Since I was obviously on the point of giving up my birthright — my status as a British gentleman it was time to consider just what was involved. I would lose something, all right.
Men's Wear Weekly
is all very well but only a British gentleman can tell what tweed it is proper to wear on any occasion. Why? Because the Right tweed for that occasion is the one approved by the British gentleman. Why? Because on this and related matters the British gentleman is infallible.

I should here clear the decks of some misconceptions common in the U.S.A. Few gentleman wear monocles. Those who do usually have a defect in one eye (like Ned Haines and Bernard Fergusson), but not in both; it is un-American to sneer at chaps who suffer from lopsided physical defects. Few gentlemen are dukes: the converse proposition has also been debated. Gentlemen do wear top hats but only when attending Ascot, the Eton & Harrow cricket match, and certain types of wedding.

If you meet a man with a monocle and a top hat, who says he is a duke, the circumstances tell you nothing about what the man is but a great deal about where you are — Hollywood. A gentleman never says 'Beg pardon', or 'Granted', or 'It's a pleasure': and incidentally he never says 'Bally', 'Eh what?'. 'What-ho', 'Ripping', or 'Jolly good show'. These expressions are one with Nineveh and the cat's pyjamas.
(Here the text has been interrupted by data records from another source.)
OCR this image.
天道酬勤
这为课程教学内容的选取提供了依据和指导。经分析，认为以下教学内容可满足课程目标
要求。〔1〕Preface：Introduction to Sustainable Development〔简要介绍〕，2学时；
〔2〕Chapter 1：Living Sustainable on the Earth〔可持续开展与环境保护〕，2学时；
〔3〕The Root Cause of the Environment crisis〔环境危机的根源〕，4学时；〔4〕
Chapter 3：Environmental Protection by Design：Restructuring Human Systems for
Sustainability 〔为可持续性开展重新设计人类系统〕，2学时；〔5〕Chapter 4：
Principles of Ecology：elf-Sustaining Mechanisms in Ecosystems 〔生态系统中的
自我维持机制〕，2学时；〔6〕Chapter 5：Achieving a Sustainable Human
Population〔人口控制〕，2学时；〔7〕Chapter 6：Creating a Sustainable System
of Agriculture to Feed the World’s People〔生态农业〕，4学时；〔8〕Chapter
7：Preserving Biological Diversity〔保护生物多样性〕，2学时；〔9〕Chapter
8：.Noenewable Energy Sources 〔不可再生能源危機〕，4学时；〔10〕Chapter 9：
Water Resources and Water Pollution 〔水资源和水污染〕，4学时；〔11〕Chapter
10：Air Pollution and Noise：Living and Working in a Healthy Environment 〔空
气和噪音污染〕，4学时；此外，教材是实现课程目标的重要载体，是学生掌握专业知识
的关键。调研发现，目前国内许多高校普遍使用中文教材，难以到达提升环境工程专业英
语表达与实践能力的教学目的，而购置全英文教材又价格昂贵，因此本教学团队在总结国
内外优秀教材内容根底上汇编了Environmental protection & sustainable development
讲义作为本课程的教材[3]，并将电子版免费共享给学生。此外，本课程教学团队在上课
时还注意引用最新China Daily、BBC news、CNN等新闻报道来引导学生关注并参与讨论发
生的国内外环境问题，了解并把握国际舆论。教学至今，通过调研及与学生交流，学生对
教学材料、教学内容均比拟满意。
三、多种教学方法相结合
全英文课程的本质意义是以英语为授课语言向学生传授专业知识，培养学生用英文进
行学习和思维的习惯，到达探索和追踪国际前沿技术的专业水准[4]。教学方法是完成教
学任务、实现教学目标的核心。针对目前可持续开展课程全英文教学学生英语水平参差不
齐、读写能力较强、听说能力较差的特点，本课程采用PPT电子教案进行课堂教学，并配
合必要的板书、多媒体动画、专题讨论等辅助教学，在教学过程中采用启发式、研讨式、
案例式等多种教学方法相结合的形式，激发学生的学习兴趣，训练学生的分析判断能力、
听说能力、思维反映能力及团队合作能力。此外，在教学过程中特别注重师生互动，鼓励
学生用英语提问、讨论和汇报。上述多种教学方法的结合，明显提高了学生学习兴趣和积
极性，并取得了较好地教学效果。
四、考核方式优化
Gentlemen eat with the knife held in the right hand, sharp edge down, and stuff the food into their mouths with the fork, which is held in the left hand at the very same time. Ladies too. Gentlemen do not behave in a courtly manner to ladies in public. This is a dago trick. A gentleman may kiss a lady practically anywhere except on the hand or wrist. This is a dago trick.

How does one recognize and define a gentleman? By job? No. Gentlemen may now be fishmongers (but not barbers). By title? No — see above re 'dukes'. By acreage owned? Partly. A man who owns more than fifty acres is a gentleman unless he has made enough money out of it to live on, in which case he is a farmer. If he loses a little money most years he is a bad farmer. If he loses a lot of money every year he is a gentleman farmer.